Part of him feared they’d already be gone. His fears were unfounded. Ditzy was waiting on him with a wide grin, her foal tucked between her front legs, and the doctor, doctor who he still wasn’t clear on, was waving his tool around and muttering to himself as he made adjustments with it.

“Muffin, I want you to meet my new friend, Marshall Bailey. He helped me when I got lost here.”

Shyly, Dinky crept forward and stared up at him with big watery eyes. “Thank you for helping my mom, Mister Bailey.”

“Hnnng.”

The Doctor eyed Marshall. “Well, if you must bring a gun, I suppose. But mind yourself around Dinky. I’ll not tolerate any irresponsible behavior.”

Marshall gave him an even stare. “I’ve just decided. So long as I live, I will not allow any harm to come to that child.”

After a moment, the Doctor smiled and nodded. “Good enough, I suppose.”

To Ditzy he added, “Dinky and I have already put a batch of muffins in the oven, they should be getting ready any moment now. I’ll be along shortly, this is actually rather difficult to calculate you know…” he went back to his work.

“Muffins!” Ditzy cheered, and began dragging Marshall inside the blue box, Dinky prancing along beside them.
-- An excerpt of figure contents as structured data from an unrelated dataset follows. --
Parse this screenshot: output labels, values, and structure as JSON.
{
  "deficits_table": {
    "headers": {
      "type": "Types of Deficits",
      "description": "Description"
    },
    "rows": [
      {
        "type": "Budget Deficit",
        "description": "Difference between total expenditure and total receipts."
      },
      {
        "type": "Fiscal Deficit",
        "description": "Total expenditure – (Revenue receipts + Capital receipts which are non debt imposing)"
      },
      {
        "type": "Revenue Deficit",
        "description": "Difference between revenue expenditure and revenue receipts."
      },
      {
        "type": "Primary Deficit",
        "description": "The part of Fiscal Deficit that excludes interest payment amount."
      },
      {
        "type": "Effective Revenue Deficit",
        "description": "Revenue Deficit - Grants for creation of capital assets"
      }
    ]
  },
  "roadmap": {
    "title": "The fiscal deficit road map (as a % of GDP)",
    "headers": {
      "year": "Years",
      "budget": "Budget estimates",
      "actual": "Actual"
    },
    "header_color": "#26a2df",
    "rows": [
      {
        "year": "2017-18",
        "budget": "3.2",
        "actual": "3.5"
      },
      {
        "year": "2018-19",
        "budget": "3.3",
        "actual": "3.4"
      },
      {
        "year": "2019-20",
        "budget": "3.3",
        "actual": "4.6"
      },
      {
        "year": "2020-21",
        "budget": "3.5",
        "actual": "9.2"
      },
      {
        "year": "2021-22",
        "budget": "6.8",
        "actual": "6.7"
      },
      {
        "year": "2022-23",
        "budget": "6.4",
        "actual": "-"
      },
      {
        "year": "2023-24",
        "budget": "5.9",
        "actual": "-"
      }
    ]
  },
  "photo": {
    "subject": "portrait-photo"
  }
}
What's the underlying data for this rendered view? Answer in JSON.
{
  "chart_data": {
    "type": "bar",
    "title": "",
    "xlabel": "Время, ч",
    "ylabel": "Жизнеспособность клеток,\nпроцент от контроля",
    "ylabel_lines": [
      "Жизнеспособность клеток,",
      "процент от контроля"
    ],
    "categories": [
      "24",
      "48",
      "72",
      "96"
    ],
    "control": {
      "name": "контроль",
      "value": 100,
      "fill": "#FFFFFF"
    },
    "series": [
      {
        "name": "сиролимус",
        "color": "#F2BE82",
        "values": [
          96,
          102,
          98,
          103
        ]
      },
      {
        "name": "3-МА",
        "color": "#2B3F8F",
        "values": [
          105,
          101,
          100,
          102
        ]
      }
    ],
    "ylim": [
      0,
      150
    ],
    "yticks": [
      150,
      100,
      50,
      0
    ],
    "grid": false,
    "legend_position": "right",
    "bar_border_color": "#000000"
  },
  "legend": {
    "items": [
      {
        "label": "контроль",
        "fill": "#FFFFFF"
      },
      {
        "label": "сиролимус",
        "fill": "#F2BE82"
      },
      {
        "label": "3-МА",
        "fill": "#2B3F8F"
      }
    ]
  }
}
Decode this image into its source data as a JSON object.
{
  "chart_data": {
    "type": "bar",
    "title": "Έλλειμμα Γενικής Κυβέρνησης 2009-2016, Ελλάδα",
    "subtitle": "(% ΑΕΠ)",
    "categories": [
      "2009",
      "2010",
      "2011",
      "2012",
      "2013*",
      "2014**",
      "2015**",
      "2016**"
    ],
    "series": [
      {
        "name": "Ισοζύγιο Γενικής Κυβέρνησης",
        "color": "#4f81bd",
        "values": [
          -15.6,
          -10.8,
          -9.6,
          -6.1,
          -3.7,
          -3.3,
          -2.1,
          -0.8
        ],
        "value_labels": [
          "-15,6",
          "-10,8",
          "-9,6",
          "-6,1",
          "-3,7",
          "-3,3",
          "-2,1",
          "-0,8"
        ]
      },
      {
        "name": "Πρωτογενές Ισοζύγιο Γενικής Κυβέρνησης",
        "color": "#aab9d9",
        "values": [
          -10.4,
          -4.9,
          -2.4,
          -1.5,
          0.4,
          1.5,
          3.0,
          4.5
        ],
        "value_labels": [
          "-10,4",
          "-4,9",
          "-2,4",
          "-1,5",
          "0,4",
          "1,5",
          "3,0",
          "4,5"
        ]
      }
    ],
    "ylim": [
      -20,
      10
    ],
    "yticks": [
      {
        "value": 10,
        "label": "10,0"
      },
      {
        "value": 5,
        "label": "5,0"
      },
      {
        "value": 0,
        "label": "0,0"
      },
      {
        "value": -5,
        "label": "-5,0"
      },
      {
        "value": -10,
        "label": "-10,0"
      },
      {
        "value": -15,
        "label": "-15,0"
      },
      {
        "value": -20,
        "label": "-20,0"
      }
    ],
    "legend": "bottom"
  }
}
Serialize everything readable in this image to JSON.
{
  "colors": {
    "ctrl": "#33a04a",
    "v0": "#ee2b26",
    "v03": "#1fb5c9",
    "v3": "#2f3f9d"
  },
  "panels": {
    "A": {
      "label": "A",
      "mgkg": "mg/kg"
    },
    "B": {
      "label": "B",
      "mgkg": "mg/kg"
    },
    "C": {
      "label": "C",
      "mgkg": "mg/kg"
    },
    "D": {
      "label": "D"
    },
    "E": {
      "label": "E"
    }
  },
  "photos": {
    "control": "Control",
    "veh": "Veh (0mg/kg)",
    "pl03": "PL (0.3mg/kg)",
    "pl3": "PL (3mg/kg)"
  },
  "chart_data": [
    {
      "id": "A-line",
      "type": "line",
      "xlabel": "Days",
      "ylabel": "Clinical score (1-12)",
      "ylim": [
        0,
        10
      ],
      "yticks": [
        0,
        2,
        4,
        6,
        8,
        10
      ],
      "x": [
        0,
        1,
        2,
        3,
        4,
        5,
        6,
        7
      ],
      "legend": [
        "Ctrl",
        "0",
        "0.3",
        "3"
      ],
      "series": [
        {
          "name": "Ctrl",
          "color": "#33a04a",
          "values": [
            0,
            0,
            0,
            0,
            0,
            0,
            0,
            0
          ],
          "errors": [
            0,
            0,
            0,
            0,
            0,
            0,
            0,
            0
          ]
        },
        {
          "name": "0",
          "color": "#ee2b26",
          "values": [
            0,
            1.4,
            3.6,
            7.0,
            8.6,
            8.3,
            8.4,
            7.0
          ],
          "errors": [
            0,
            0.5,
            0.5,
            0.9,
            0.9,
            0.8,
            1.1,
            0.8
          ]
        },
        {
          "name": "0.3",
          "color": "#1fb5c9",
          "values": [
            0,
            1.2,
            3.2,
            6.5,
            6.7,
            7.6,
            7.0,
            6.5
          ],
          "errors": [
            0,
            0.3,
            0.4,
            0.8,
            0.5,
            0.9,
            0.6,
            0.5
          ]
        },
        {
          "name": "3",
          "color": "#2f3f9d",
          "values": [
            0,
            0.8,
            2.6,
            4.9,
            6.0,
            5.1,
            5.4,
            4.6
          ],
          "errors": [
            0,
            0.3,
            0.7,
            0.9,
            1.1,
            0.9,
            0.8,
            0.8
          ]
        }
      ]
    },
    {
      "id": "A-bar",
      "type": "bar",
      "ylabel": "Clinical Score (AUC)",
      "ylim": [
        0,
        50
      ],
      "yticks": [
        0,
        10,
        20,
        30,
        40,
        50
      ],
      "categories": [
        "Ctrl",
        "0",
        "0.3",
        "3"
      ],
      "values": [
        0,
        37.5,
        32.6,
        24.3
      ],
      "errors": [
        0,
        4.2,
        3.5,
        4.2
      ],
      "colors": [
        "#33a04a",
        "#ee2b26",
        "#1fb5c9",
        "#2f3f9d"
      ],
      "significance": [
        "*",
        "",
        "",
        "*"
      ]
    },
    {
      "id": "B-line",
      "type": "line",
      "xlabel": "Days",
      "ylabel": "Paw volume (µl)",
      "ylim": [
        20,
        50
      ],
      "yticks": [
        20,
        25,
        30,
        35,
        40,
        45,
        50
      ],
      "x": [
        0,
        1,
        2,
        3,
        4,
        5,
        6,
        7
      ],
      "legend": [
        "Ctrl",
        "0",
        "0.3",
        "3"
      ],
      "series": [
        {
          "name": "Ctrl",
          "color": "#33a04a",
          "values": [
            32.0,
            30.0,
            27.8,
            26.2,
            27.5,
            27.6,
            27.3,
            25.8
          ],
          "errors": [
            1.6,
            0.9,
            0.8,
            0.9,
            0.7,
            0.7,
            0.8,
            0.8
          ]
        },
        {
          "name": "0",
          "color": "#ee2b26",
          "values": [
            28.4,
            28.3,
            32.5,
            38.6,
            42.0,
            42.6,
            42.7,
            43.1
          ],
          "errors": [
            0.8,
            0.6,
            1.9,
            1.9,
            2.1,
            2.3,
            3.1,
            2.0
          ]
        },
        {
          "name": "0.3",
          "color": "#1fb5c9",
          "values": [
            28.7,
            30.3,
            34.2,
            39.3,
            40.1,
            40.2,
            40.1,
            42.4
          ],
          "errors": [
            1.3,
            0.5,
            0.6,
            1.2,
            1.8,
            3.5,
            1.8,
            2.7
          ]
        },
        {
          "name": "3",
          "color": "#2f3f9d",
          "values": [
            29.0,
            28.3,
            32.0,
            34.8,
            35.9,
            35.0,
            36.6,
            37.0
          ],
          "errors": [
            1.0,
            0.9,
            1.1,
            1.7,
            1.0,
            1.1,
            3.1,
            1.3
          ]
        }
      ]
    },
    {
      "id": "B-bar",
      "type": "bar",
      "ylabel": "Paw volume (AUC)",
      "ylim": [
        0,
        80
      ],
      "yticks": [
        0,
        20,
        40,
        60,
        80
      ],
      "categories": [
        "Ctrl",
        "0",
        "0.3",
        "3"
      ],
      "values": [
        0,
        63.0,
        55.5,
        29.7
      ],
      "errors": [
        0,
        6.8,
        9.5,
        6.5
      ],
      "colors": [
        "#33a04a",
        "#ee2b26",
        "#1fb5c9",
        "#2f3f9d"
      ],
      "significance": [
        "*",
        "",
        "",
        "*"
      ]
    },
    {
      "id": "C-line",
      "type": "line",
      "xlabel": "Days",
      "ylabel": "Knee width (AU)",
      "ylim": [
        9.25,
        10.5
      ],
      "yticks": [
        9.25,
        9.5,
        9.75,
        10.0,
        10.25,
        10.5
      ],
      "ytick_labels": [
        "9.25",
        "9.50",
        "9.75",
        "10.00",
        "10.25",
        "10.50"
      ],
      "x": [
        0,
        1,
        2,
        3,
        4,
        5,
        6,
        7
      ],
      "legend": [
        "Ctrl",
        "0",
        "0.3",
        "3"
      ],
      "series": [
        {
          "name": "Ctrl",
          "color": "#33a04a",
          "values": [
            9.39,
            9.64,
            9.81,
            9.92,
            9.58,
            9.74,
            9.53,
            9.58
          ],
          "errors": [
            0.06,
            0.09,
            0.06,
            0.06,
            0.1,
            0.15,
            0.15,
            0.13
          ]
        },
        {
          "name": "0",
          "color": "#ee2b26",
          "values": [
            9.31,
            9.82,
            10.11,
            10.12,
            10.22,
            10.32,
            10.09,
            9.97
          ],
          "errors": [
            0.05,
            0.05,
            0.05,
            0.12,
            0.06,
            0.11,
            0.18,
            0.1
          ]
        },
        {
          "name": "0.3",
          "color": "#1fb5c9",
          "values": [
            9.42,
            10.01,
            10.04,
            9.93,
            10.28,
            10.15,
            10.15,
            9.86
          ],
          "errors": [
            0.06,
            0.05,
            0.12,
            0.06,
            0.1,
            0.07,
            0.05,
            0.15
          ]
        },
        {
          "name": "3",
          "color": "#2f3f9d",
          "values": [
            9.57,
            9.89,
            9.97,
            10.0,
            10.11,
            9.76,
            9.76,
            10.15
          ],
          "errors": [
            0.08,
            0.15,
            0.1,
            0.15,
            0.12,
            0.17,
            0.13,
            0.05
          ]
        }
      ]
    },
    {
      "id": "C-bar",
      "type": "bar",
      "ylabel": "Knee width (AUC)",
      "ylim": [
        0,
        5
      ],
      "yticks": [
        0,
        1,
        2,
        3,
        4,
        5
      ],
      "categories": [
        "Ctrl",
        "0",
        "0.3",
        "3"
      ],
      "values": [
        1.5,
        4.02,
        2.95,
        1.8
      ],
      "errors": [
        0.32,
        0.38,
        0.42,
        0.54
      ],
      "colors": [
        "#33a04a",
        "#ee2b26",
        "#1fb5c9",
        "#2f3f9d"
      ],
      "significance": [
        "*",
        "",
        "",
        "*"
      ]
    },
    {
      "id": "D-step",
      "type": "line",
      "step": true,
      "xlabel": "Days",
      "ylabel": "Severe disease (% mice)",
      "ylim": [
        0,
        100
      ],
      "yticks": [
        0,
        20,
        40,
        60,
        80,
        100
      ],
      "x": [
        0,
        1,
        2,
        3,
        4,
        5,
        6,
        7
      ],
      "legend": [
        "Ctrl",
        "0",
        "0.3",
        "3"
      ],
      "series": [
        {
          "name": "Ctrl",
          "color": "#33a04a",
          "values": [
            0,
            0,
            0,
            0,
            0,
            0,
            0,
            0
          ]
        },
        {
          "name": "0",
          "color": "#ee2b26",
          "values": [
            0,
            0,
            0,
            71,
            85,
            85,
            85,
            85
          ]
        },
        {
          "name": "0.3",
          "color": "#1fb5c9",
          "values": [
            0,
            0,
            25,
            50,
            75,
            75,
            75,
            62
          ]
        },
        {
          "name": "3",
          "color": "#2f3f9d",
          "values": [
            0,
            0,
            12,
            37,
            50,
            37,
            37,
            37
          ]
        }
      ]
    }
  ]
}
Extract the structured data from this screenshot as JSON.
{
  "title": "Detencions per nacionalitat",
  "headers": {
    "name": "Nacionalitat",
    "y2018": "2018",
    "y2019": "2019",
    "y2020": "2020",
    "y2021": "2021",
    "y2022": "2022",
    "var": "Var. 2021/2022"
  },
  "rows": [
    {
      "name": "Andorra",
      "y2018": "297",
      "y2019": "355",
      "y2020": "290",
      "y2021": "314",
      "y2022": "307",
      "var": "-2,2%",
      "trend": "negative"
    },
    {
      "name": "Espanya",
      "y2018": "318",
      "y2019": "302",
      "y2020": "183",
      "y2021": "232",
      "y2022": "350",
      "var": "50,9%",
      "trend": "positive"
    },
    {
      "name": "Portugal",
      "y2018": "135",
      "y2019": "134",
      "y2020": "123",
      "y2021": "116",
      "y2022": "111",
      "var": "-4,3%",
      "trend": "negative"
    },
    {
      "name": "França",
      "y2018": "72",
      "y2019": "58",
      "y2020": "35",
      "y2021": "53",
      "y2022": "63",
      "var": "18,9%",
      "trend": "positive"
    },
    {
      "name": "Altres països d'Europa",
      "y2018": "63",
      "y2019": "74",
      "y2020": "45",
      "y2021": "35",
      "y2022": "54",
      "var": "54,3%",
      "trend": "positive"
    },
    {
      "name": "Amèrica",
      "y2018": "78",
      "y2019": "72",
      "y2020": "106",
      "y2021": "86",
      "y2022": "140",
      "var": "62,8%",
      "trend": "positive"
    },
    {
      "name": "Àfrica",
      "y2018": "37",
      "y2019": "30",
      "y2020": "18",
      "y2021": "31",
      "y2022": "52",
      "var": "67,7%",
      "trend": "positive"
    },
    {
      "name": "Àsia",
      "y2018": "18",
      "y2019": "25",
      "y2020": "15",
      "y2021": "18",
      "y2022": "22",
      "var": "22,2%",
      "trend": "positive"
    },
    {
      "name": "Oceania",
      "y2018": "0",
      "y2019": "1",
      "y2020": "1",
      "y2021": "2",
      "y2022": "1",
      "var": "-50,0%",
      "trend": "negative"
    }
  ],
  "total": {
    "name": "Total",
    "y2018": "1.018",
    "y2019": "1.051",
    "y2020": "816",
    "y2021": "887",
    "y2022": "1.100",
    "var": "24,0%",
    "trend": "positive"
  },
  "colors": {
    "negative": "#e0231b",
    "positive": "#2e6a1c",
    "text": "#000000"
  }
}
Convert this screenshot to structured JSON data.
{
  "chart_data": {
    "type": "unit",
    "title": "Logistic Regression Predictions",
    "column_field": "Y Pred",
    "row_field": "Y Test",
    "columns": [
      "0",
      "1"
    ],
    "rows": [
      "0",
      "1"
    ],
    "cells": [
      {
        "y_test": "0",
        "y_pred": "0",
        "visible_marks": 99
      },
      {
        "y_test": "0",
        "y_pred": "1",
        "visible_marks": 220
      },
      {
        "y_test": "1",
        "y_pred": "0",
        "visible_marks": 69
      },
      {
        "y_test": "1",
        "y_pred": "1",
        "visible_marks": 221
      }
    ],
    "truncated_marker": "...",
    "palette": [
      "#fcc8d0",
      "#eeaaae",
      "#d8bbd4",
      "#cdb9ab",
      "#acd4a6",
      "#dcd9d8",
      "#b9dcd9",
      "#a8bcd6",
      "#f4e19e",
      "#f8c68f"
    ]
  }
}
Marshall eyed the brain warping surplus of space inside the open door dubiously. He blinked.

“It's bigger on the inside.” He said dazedly. He didn't know why this kind of shit even surprised him anymore.

The Doctor grinned. “You all say that.”

Marshall shook his head at this, then smirked. “Roads? Where we’re going, we don’t need roads.”

“Wrong doctor, I’m afraid,” the Doctor said cheerfully, bringing up the rear. “But you’ve got the right idea.”


Ending song, Solsbury Hill by Peter Gabriel. Because grab your things, I’ve come to take you home.